La Guardia Civil ha asestado un importante golpe al tráfico de estupefacientes tras desmantelar una conexión regular de suministro de droga que operaba desde Bizkaia hacia la Comunidad Foral de Navarra. La operación se ha saldado con la detención de cuatro personas y la incautación de un voluminoso alijo en el que destaca el hallazgo de más de 20 kilos de speed, además de cocaína, hachís y diversas sustancias de diseño. Según fuentes policiales, con esta intervención se elimina una de las vías de entrada de droga más activas entre ambos territorios.
El centro de operaciones de la banda se ubicaba en una vivienda unifamiliar del barrio de Nocedal, en la localidad vizcaína de Ortuella. Desde este punto, un hombre de 76 años era el encargado de realizar los portes de mercancía hasta Navarra. Los investigadores, que seguían sus pasos desde hacía meses, lo interceptaron en el municipio navarro de Mendigorria en el momento exacto en el que entregaba una bolsa con un kilo de speed, otro de hachís y 100 gramos de cocaína a un segundo implicado. Ambos fueron detenidos de inmediato.

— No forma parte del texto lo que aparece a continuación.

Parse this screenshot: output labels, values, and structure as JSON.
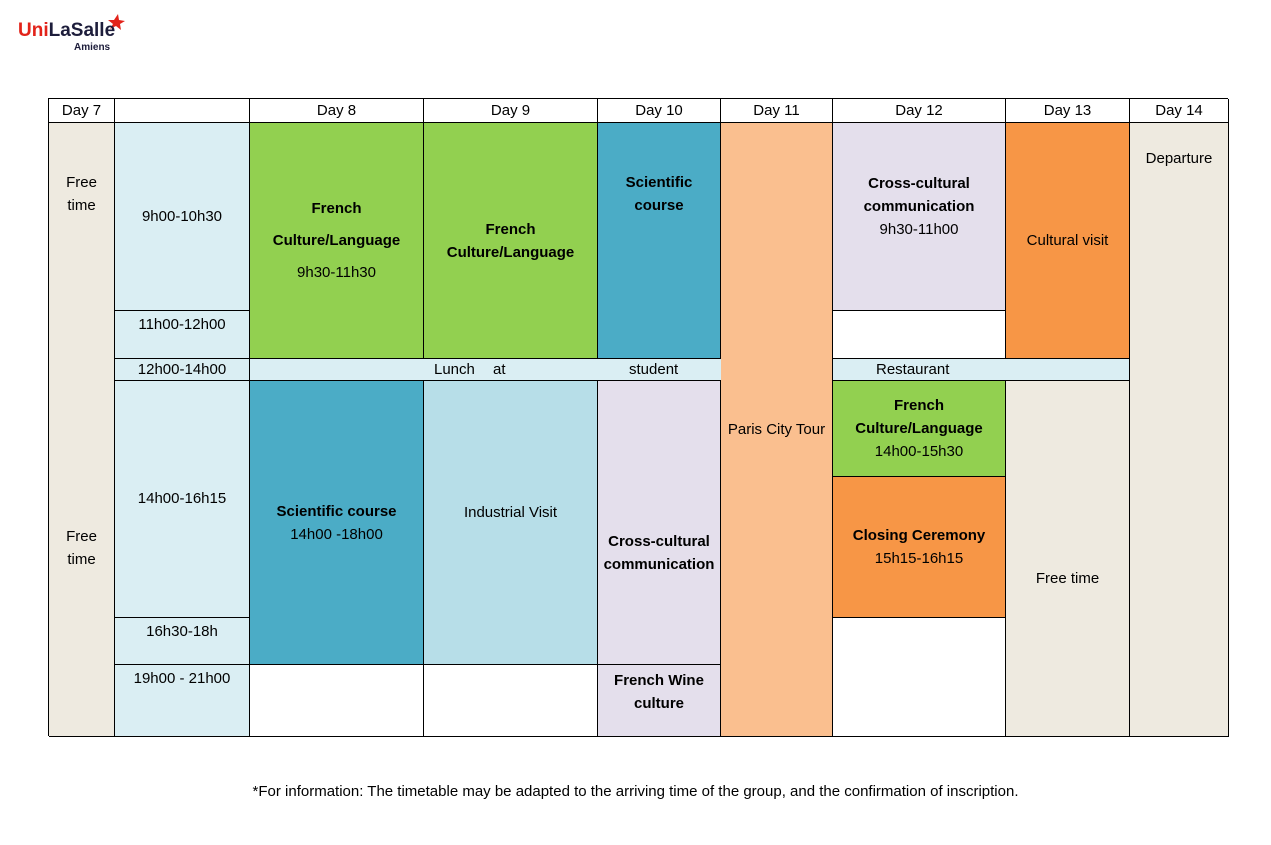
{
  "header": {
    "logo_part1": "Uni",
    "logo_part2": "LaSalle",
    "logo_campus": "Amiens"
  },
  "table": {
    "headers": [
      "Day 7",
      "Day 8",
      "Day 9",
      "Day 10",
      "Day 11",
      "Day 12",
      "Day 13",
      "Day 14"
    ],
    "day7": [
      "Free time",
      "Free time"
    ],
    "time_slots": [
      "9h00-10h30",
      "11h00-12h00",
      "12h00-14h00",
      "14h00-16h15",
      "16h30-18h",
      "19h00 - 21h00"
    ],
    "lunch": [
      "Lunch at",
      "student",
      "Restaurant"
    ],
    "activities": [
      {
        "title": "French Culture/Language",
        "time": "9h30-11h30"
      },
      {
        "title": "French Culture/Language"
      },
      {
        "title": "Scientific course"
      },
      {
        "title": "Paris City Tour"
      },
      {
        "title": "Cross-cultural communication",
        "time": "9h30-11h00"
      },
      {
        "title": "Cultural visit"
      },
      {
        "title": "Departure"
      },
      {
        "title": "Scientific course",
        "time": "14h00 -18h00"
      },
      {
        "title": "Industrial Visit"
      },
      {
        "title": "Cross-cultural communication"
      },
      {
        "title": "French Wine culture"
      },
      {
        "title": "French Culture/Language",
        "time": "14h00-15h30"
      },
      {
        "title": "Closing Ceremony",
        "time": "15h15-16h15"
      },
      {
        "title": "Free time"
      }
    ]
  },
  "footnote": "*For information: The timetable may be adapted to the arriving time of the group, and the confirmation of inscription."
}
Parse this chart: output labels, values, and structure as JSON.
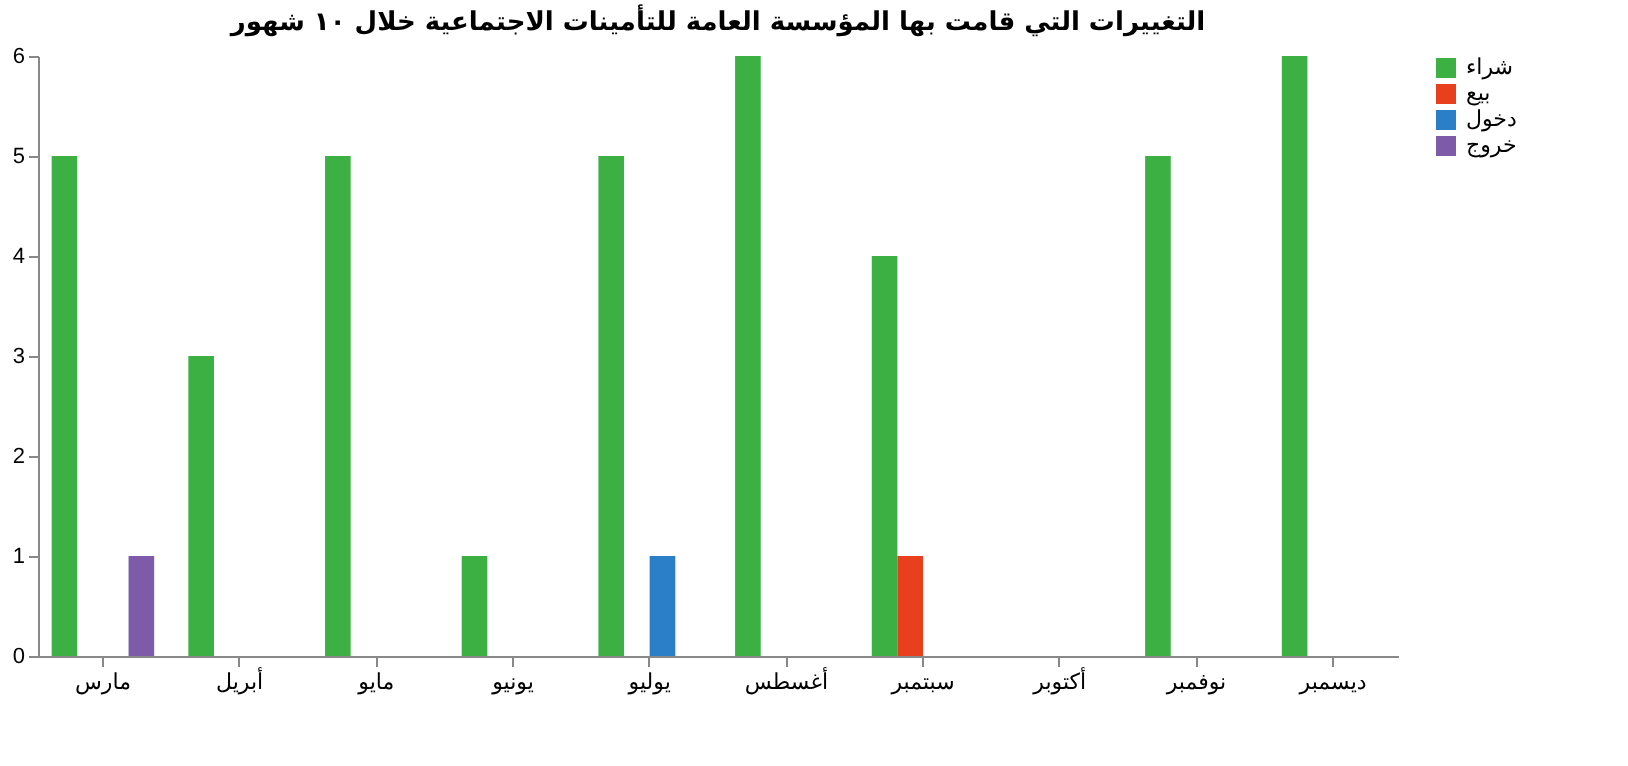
{
  "chart_data": {
    "type": "bar",
    "title": "التغييرات التي قامت بها المؤسسة العامة للتأمينات الاجتماعية خلال ١٠ شهور",
    "categories": [
      "مارس",
      "أبريل",
      "مايو",
      "يونيو",
      "يوليو",
      "أغسطس",
      "سبتمبر",
      "أكتوبر",
      "نوفمبر",
      "ديسمبر"
    ],
    "series": [
      {
        "name": "شراء",
        "color": "#3cb043",
        "values": [
          5,
          3,
          5,
          1,
          5,
          6,
          4,
          0,
          5,
          6
        ]
      },
      {
        "name": "بيع",
        "color": "#e8401c",
        "values": [
          0,
          0,
          0,
          0,
          0,
          0,
          1,
          0,
          0,
          0
        ]
      },
      {
        "name": "دخول",
        "color": "#2a7fc8",
        "values": [
          0,
          0,
          0,
          0,
          1,
          0,
          0,
          0,
          0,
          0
        ]
      },
      {
        "name": "خروج",
        "color": "#7e5ba8",
        "values": [
          1,
          0,
          0,
          0,
          0,
          0,
          0,
          0,
          0,
          0
        ]
      }
    ],
    "ylim": [
      0,
      6
    ],
    "yticks": [
      0,
      1,
      2,
      3,
      4,
      5,
      6
    ],
    "grid": false,
    "legend": "right"
  }
}
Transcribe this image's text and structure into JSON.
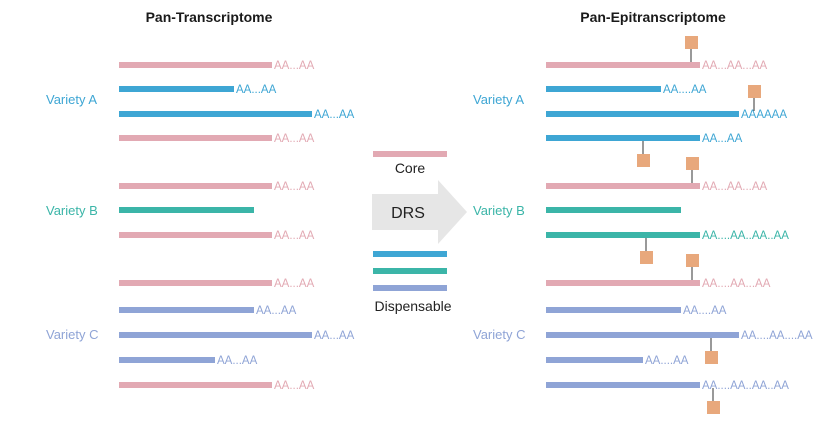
{
  "titles": {
    "left": "Pan-Transcriptome",
    "right": "Pan-Epitranscriptome"
  },
  "varieties": {
    "a": {
      "label": "Variety A",
      "color": "#3ea6d4"
    },
    "b": {
      "label": "Variety B",
      "color": "#3bb5a8"
    },
    "c": {
      "label": "Variety C",
      "color": "#8fa4d6"
    }
  },
  "legend": {
    "core": "Core",
    "dispensable": "Dispensable",
    "method": "DRS",
    "core_color": "#e2a9b3",
    "arrow_color": "#e6e6e6"
  },
  "colors": {
    "pink": "#e2a9b3",
    "blue": "#3ea6d4",
    "teal": "#3bb5a8",
    "lavender": "#8fa4d6",
    "modification": "#e8a87c",
    "stem": "#555555"
  },
  "left_transcripts": [
    {
      "color": "pink",
      "tail": "AA...AA"
    },
    {
      "color": "blue",
      "tail": "AA...AA"
    },
    {
      "color": "blue",
      "tail": "AA...AA"
    },
    {
      "color": "pink",
      "tail": "AA...AA"
    },
    {
      "color": "pink",
      "tail": "AA...AA"
    },
    {
      "color": "teal",
      "tail": ""
    },
    {
      "color": "pink",
      "tail": "AA...AA"
    },
    {
      "color": "pink",
      "tail": "AA...AA"
    },
    {
      "color": "lavender",
      "tail": "AA...AA"
    },
    {
      "color": "lavender",
      "tail": "AA...AA"
    },
    {
      "color": "lavender",
      "tail": "AA...AA"
    },
    {
      "color": "pink",
      "tail": "AA...AA"
    }
  ],
  "right_transcripts": [
    {
      "color": "pink",
      "tail": "AA...AA...AA",
      "mod": "above"
    },
    {
      "color": "blue",
      "tail": "AA....AA",
      "mod": ""
    },
    {
      "color": "blue",
      "tail": "AAAAAA",
      "mod": "above"
    },
    {
      "color": "blue",
      "tail": "AA...AA",
      "mod": "below"
    },
    {
      "color": "pink",
      "tail": "AA...AA...AA",
      "mod": "above"
    },
    {
      "color": "teal",
      "tail": "",
      "mod": ""
    },
    {
      "color": "teal",
      "tail": "AA....AA..AA..AA",
      "mod": "below"
    },
    {
      "color": "pink",
      "tail": "AA....AA...AA",
      "mod": "above"
    },
    {
      "color": "lavender",
      "tail": "AA....AA",
      "mod": ""
    },
    {
      "color": "lavender",
      "tail": "AA....AA....AA",
      "mod": "below"
    },
    {
      "color": "lavender",
      "tail": "AA....AA",
      "mod": ""
    },
    {
      "color": "lavender",
      "tail": "AA....AA..AA..AA",
      "mod": "below"
    }
  ]
}
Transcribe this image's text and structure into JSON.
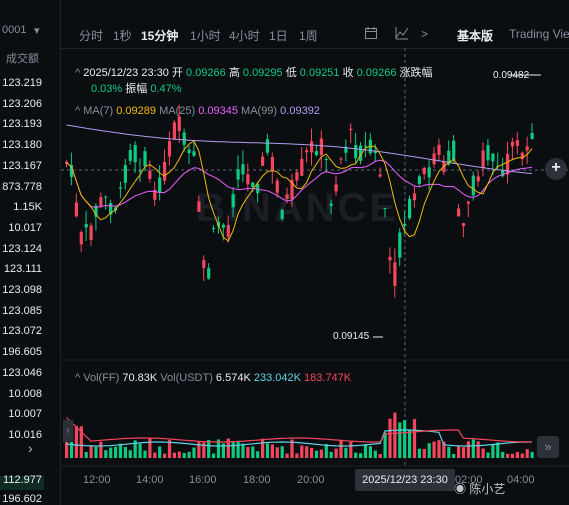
{
  "left_panel": {
    "header_a": "0001",
    "header_b": "成交额",
    "rows": [
      "123.219",
      "123.206",
      "123.193",
      "123.180",
      "123.167",
      "873.778",
      "1.15K",
      "10.017",
      "123.124",
      "123.111",
      "123.098",
      "123.085",
      "123.072",
      "196.605",
      "123.046",
      "10.008",
      "10.007",
      "10.016"
    ],
    "bottom_rows": [
      "112.977",
      "196.602"
    ]
  },
  "toolbar": {
    "items": [
      "分时",
      "1秒",
      "15分钟",
      "1小时",
      "4小时",
      "1日",
      "1周"
    ],
    "active": "15分钟",
    "more_icon": ">",
    "base_label": "基本版",
    "tv_label": "Trading View"
  },
  "ohlc": {
    "date": "2025/12/23 23:30",
    "open_label": "开",
    "open": "0.09266",
    "high_label": "高",
    "high": "0.09295",
    "low_label": "低",
    "low": "0.09251",
    "close_label": "收",
    "close": "0.09266",
    "change_label": "涨跌幅",
    "change": "0.03%",
    "amp_label": "振幅",
    "amp": "0.47%"
  },
  "ma": {
    "ma7_label": "MA(7)",
    "ma7": "0.09289",
    "ma25_label": "MA(25)",
    "ma25": "0.09345",
    "ma99_label": "MA(99)",
    "ma99": "0.09392"
  },
  "vol": {
    "ff_label": "Vol(FF)",
    "ff": "70.83K",
    "usdt_label": "Vol(USDT)",
    "usdt": "6.574K",
    "v1": "233.042K",
    "v2": "183.747K"
  },
  "markers": {
    "high": "0.09482",
    "low": "0.09145"
  },
  "time_axis": [
    "12:00",
    "14:00",
    "16:00",
    "18:00",
    "20:00",
    "02:00",
    "04:00"
  ],
  "crosshair_time": "2025/12/23 23:30",
  "watermark": "陈小艺",
  "chart_watermark": "BINANCE",
  "colors": {
    "up": "#0ecb81",
    "down": "#f6465d",
    "ma7": "#f0b90b",
    "ma25": "#e960ff",
    "ma99": "#b19cf0",
    "bg": "#0b0e11"
  },
  "icons": [
    "chevron-down-icon",
    "calendar-icon",
    "line-chart-icon",
    "chevron-right-icon",
    "plus-icon",
    "double-chevron-icon",
    "camera-icon"
  ]
}
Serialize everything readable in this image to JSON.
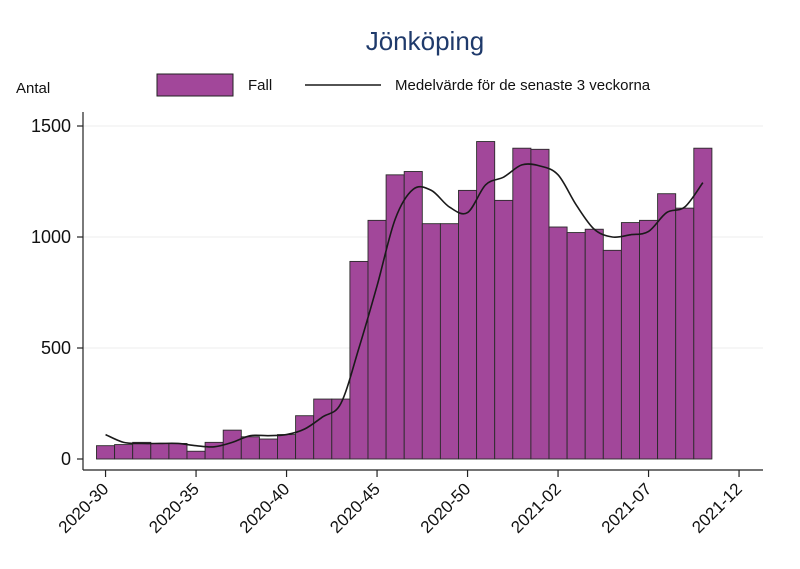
{
  "chart_data": {
    "type": "bar",
    "title": "Jönköping",
    "ylabel": "Antal",
    "xlabel": "",
    "ylim": [
      0,
      1600
    ],
    "yticks": [
      0,
      500,
      1000,
      1500
    ],
    "xtick_labels": [
      "2020-30",
      "2020-35",
      "2020-40",
      "2020-45",
      "2020-50",
      "2021-02",
      "2021-07",
      "2021-12"
    ],
    "xtick_index": [
      0,
      5,
      10,
      15,
      20,
      25,
      30,
      35
    ],
    "legend_position": "top",
    "grid": true,
    "series": [
      {
        "name": "Fall",
        "kind": "bar",
        "color": "#a2479a",
        "values": [
          60,
          65,
          75,
          70,
          70,
          35,
          75,
          130,
          100,
          90,
          110,
          195,
          270,
          270,
          890,
          1075,
          1280,
          1295,
          1060,
          1060,
          1210,
          1430,
          1165,
          1400,
          1395,
          1045,
          1020,
          1035,
          940,
          1065,
          1075,
          1195,
          1130,
          1400
        ]
      },
      {
        "name": "Medelvärde för de senaste 3 veckorna",
        "kind": "line",
        "color": "#1a1a1a",
        "values": [
          110,
          75,
          70,
          70,
          70,
          60,
          55,
          75,
          105,
          105,
          110,
          135,
          190,
          250,
          500,
          780,
          1080,
          1215,
          1210,
          1135,
          1110,
          1235,
          1270,
          1325,
          1320,
          1280,
          1145,
          1035,
          1000,
          1010,
          1025,
          1110,
          1135,
          1245
        ]
      }
    ]
  }
}
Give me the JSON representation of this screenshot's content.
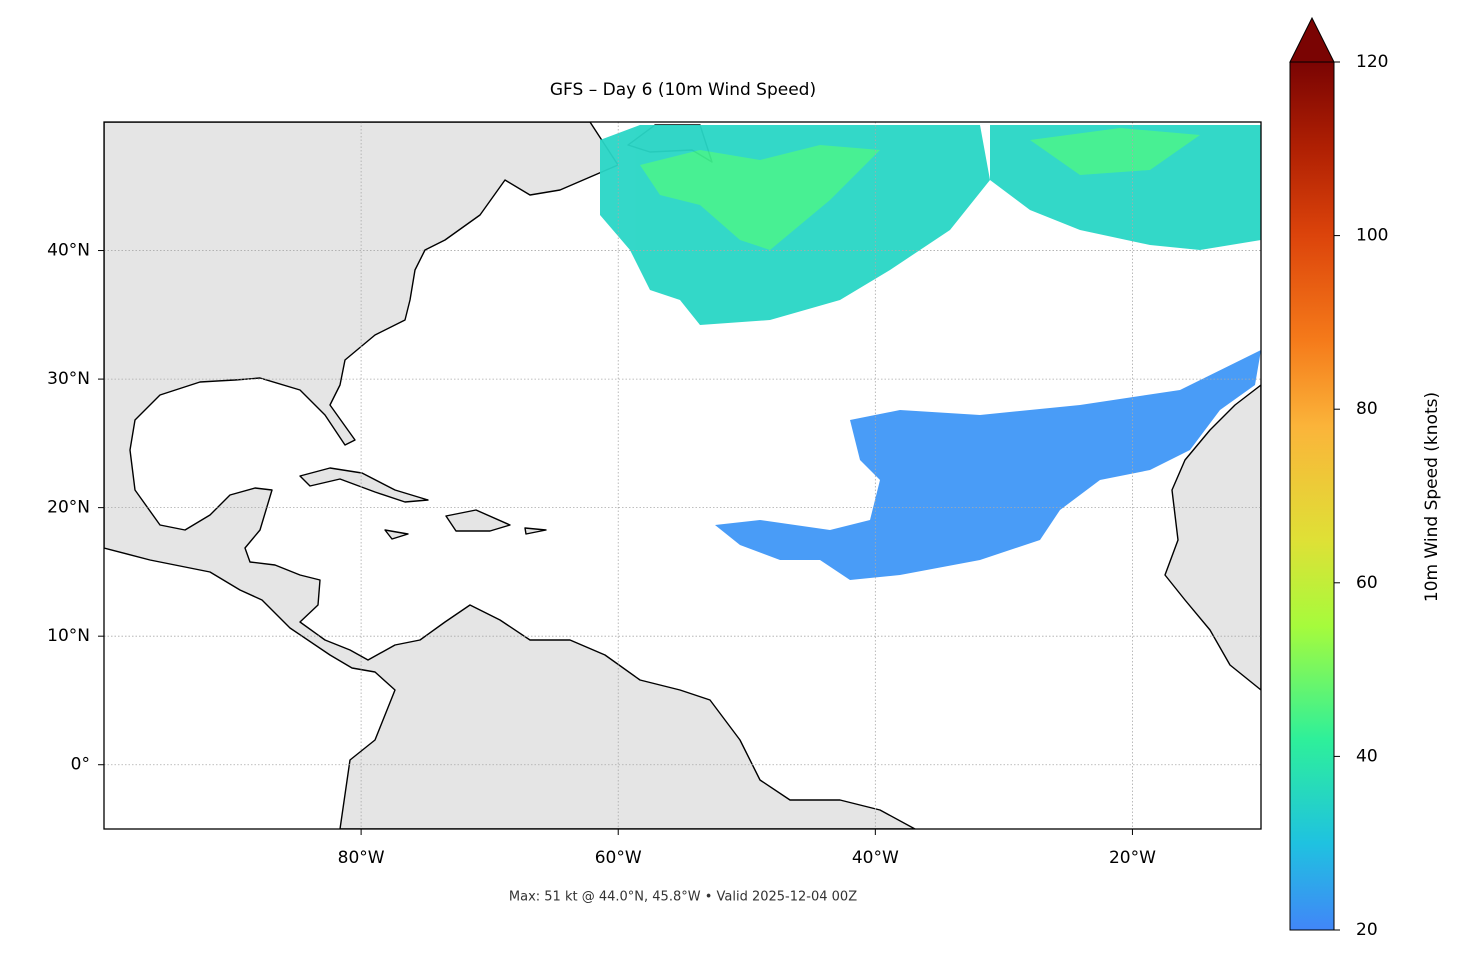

Tras estas detenciones, la Guardia Civil procedió al registro del inmueble en Ortuella, donde residía una pareja que presuntamente custodiaba el almacén principal de la organización. En el interior de la vivienda, los agentes hallaron 22 kilos de speed, 2,5 kilos de cocaína, 3 kilos de hachís y cantidades menores de marihuana y «tusi» (cocaína rosa). Además del estupefaciente, se han intervenido 38.600 euros en metálico, tres vehículos y varios teléfonos móviles, que ya han sido puestos a disposición de la autoridad judicial.